Two recent offerings demonstrate why the Tories are going nowhere on the European Union. The first comes via Autonomous Mind in two tranches, an Open Letter to Roger Helmer and a rebuttal of the great man's comments. The second is a piece from arch Speccytwat James Forsyth in the Mail on Sunday.
Turning to the Roger Helmer effort, this demonstrates, beyond peradventure, that the man really is not a eurosceptic – merely a Tory timeserver, who serves to garner votes in support of a cause that inherently favours European political integration.

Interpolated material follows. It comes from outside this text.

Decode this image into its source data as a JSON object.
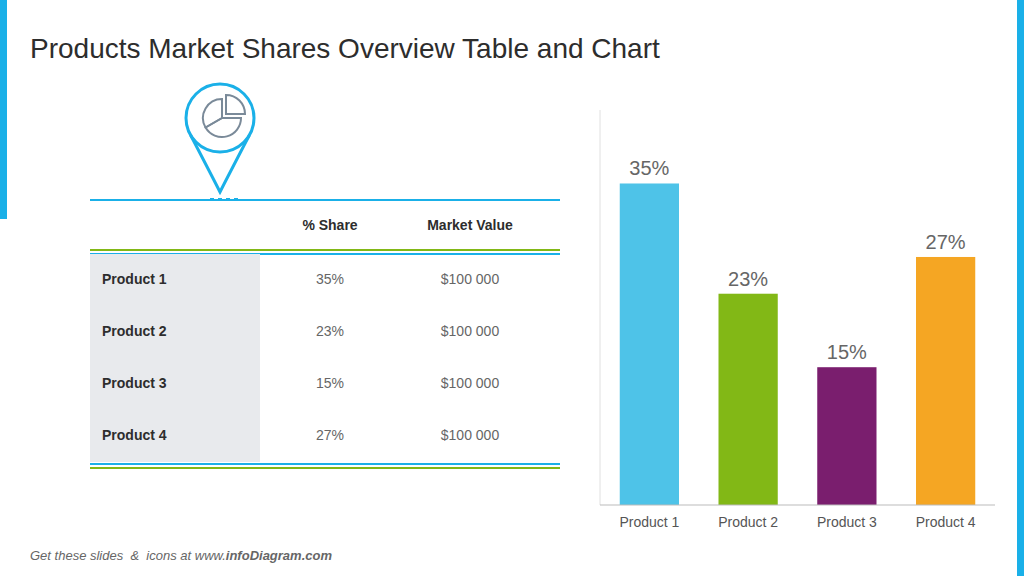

Forget not that the Tories took us in to the "Common Market" and, of the two great building blocks of the European Union, the Single Market Act and the Maastricht Treaty, both were negotiated and approved by Tory administrations.
The clue, therefore, to Helmer's false claim (for it is he who would have us believe he is an "outer") is a response to Autonomous Mind and the question: why do some eurosceptics in Westminster occasionally appear to support some integrationist measures?
To that the Great Sage puts his own rhetorical question: "Is it better to seek to move the Conservative Party in a Eurosceptic direction over time (which implies some compromise with Party policy), or to make one grand kamikaze gesture which rules you out of the action ever after ...?".
And there lies the constant and continuous deception. If, after nearly forty years, the Conservative Party has not yet moved in a Eurosceptic direction, then it is a fair bet that it never will. Yet, year after year, decade after decade, the Myrtle tendency wants us to discard the evidence of our own eyes and believe that one day the impossible will happen and the Tories will lead us out of the European Union.
Turning then to the Speccytwat, we then find a variation of the Tory theme, with the young Forsyth pontificating about how – on the basis of yet another inane an expensive EU law – Dave and his merry men need to "tackle Britain's relationship with the EU".
And here lies dribble. As my erstwhile co-editor is fond of pointing out, Britain does not have a relationship with the EU – Britain is part of the EU. This country can no more have a relationship with this body than can we suggest that our own left feet have relationships with our own bodies.
The problem with which we are confronted, therefore, is that the Tory commentators are so incredibly thick that they cannot even get past first base. They survive in a fog of incomprehension, compounded by their own impenetrable stupidity. That ensures that we are not likely to make any more progress in the next forty years than we have in the last.
The moronic Forsyth, however, is determined to stretch incredulity to the limits of elasticity and beyond, advancing the idea that The Boy whom he so much adores should be looking for a new Cabinet Secretary on the retirement of Gus O'Donnell, with a proven ability to cut regulation and reduce red tape.
No one but a moron could utter something quite so stupid – the idea that a Cabinet Secretary can succeed in achieving something that a prime minister and his cabinet, and the entire elected parliament, have failed to do.
Most of all though, it ignores the reality of the European Union – regulation is not an à la carte option. Adoption of the acquis communautaire is an essential and inseparable part of our membership of the European Union. The only way out, is to get out – to leave the EU entirely.
And it is this that these incredibly thick Tories simply cannot deal with. Instead, they prattle and blather - but the only ones to think they are clever are themselves.
With forty years of membership under our belt, you would have thought they might possibly have learned something about the EU ... but it is Tories of which we speak. "Too thick to learn" might be their real party slogan.